Thursday, January 31, 2008

Mishpatim: Do Not Oppress The Widow and the Orphan

The pesukim state {Shemot 22}:
כא כָּל-אַלְמָנָה וְיָתוֹם, לֹא תְעַנּוּן. 21 Ye shall not afflict any widow, or fatherless child.
כב אִם-עַנֵּה תְעַנֶּה, אֹתוֹ--כִּי אִם-צָעֹק יִצְעַק אֵלַי, שָׁמֹעַ אֶשְׁמַע צַעֲקָתוֹ. 22 If thou afflict them in any wise--for if they cry at all unto Me, I will surely hear their cry--
כג וְחָרָה אַפִּי, וְהָרַגְתִּי אֶתְכֶם בֶּחָרֶב; וְהָיוּ נְשֵׁיכֶם אַלְמָנוֹת, וּבְנֵיכֶם יְתֹמִים. {פ} 23 My wrath shall wax hot, and I will kill you with the sword; and your wives shall be widows, and your children fatherless. {P}
Is this just imposition of morality via threats -- if you afflict, I will punish you, because you are doing wrong?

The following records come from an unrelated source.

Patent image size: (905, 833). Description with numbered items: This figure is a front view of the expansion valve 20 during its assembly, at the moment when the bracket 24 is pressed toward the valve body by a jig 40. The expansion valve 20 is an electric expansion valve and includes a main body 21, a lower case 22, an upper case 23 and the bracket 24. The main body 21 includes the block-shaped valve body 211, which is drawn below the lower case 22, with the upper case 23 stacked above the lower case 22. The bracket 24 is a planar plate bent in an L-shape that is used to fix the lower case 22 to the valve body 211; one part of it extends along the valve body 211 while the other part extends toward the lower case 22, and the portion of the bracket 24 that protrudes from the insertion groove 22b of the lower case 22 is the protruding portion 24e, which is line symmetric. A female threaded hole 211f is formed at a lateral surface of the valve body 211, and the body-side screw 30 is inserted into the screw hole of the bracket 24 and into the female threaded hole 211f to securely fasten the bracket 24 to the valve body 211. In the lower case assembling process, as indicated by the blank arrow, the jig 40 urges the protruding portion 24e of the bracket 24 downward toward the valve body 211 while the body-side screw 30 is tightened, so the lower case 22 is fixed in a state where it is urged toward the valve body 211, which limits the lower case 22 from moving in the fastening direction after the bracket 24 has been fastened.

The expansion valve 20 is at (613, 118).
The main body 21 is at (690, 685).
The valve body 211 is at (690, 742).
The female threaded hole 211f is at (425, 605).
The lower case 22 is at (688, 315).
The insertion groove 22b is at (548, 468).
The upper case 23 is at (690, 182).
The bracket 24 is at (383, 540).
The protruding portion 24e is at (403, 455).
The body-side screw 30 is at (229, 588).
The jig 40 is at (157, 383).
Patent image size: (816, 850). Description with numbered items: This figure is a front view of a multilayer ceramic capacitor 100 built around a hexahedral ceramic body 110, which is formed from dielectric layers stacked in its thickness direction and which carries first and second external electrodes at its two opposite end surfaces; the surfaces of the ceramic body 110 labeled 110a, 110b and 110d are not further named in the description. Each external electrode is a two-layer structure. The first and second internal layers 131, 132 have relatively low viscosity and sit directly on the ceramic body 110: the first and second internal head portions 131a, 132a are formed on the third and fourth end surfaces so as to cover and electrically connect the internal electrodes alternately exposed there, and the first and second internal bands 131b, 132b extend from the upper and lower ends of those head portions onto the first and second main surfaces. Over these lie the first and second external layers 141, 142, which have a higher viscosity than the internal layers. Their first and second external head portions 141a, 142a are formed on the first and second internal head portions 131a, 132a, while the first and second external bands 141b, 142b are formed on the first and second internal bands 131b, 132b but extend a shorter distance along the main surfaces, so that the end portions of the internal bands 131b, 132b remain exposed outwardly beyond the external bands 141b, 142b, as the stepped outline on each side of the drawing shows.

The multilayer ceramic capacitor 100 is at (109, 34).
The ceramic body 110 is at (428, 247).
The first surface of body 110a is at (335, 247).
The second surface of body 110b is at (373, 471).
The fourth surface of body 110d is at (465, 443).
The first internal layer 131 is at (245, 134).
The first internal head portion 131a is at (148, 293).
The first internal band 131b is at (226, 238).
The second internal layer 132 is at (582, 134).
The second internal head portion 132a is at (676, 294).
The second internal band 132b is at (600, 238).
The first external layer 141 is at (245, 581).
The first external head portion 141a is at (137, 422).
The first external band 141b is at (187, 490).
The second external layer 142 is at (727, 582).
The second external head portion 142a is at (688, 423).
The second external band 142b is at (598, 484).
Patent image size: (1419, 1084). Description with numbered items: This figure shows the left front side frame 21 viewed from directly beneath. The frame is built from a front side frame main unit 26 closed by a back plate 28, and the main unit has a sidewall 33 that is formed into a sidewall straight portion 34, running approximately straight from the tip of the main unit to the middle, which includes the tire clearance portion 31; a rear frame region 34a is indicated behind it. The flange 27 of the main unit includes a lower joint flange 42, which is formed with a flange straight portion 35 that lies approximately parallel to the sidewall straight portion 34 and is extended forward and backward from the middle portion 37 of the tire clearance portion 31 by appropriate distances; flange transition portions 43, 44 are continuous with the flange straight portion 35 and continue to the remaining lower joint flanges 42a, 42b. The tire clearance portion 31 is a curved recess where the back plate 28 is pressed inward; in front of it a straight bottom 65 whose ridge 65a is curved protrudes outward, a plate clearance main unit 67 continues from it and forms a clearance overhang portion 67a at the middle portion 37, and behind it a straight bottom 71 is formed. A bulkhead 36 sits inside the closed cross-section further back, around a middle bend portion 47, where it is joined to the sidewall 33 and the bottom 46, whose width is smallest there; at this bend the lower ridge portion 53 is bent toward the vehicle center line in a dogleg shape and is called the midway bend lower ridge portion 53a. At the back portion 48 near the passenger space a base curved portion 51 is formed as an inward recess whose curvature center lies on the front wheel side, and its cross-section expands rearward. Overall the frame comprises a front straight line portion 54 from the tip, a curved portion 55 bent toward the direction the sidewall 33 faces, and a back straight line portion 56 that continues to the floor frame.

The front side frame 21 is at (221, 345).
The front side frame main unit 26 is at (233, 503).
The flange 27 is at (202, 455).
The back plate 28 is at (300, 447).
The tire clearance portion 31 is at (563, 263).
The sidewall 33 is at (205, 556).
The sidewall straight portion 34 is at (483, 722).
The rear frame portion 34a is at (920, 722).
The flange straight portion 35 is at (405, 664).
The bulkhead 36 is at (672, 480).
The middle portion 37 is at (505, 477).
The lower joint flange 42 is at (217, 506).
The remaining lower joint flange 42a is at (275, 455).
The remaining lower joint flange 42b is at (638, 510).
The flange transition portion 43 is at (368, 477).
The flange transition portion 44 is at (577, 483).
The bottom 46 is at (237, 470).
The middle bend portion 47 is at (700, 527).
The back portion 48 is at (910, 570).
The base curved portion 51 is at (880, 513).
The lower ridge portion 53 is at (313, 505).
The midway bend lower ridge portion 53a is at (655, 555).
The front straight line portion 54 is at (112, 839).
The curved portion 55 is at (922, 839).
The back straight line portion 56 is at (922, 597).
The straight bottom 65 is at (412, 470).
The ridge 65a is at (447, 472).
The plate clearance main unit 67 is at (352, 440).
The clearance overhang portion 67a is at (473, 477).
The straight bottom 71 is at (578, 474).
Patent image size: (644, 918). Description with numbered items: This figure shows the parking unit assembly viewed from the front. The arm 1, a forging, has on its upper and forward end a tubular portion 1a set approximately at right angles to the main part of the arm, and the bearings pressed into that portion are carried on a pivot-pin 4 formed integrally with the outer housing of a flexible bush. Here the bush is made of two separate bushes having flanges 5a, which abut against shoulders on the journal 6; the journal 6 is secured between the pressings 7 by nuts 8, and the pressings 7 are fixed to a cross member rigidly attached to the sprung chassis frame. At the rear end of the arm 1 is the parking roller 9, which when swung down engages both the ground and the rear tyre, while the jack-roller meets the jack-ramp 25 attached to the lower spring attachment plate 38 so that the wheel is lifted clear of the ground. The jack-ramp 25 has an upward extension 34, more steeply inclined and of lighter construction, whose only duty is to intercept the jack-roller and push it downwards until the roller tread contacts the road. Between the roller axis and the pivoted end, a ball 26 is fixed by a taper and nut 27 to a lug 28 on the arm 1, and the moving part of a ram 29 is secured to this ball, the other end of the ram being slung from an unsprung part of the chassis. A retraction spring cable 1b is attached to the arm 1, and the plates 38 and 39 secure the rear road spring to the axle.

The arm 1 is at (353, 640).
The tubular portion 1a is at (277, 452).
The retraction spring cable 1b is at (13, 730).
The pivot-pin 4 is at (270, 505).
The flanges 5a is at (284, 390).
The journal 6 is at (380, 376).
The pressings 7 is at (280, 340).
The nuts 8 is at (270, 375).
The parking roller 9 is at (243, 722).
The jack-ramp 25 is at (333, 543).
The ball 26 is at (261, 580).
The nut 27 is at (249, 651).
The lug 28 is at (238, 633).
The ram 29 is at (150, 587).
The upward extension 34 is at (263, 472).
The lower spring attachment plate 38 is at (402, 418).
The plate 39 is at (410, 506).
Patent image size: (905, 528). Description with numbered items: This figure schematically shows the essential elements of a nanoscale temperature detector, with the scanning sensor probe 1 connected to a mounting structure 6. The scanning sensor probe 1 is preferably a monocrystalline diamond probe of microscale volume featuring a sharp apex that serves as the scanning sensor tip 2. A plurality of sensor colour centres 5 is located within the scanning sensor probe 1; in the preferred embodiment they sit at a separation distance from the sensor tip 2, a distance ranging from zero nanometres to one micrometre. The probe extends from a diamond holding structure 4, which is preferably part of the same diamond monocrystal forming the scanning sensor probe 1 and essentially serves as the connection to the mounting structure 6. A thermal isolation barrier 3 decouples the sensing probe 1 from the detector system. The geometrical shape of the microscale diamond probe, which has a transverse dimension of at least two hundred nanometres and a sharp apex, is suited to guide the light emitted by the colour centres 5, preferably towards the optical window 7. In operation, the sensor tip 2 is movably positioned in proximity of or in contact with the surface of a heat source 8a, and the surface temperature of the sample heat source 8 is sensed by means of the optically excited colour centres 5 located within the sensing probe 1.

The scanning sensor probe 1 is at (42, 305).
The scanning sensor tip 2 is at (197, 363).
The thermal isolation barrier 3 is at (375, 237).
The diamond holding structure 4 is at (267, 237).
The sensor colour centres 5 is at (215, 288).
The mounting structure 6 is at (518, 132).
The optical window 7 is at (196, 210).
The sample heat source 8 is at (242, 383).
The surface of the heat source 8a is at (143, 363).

I think so, to a certain extent. But I think that another part of the message is an attempt to teach empathy. And if someone cannot feel empathy for their plight, Hashem will cast their wives and children into a similar plight. Thinking about this happening to people one cares about, and how they would handle being in such a situation, might influence someone to empathize more with people who are not close relatives who are in this plight. And indeed, empathy is a theme in the immediately preceding context as well:
כ וְגֵר לֹא-תוֹנֶה, וְלֹא תִלְחָצֶנּוּ: כִּי-גֵרִים הֱיִיתֶם, בְּאֶרֶץ מִצְרָיִם. 20 And a stranger shalt thou not wrong, neither shalt thou oppress him; for ye were strangers in the land of Egypt.

1 comment:

Anonymous said...

I find it interesting how in parshat Mishpatim, explanations are given for mitzvot bein adam lechavero and not bein adam lemakom, while in aseret hadibrot the opposite is the case.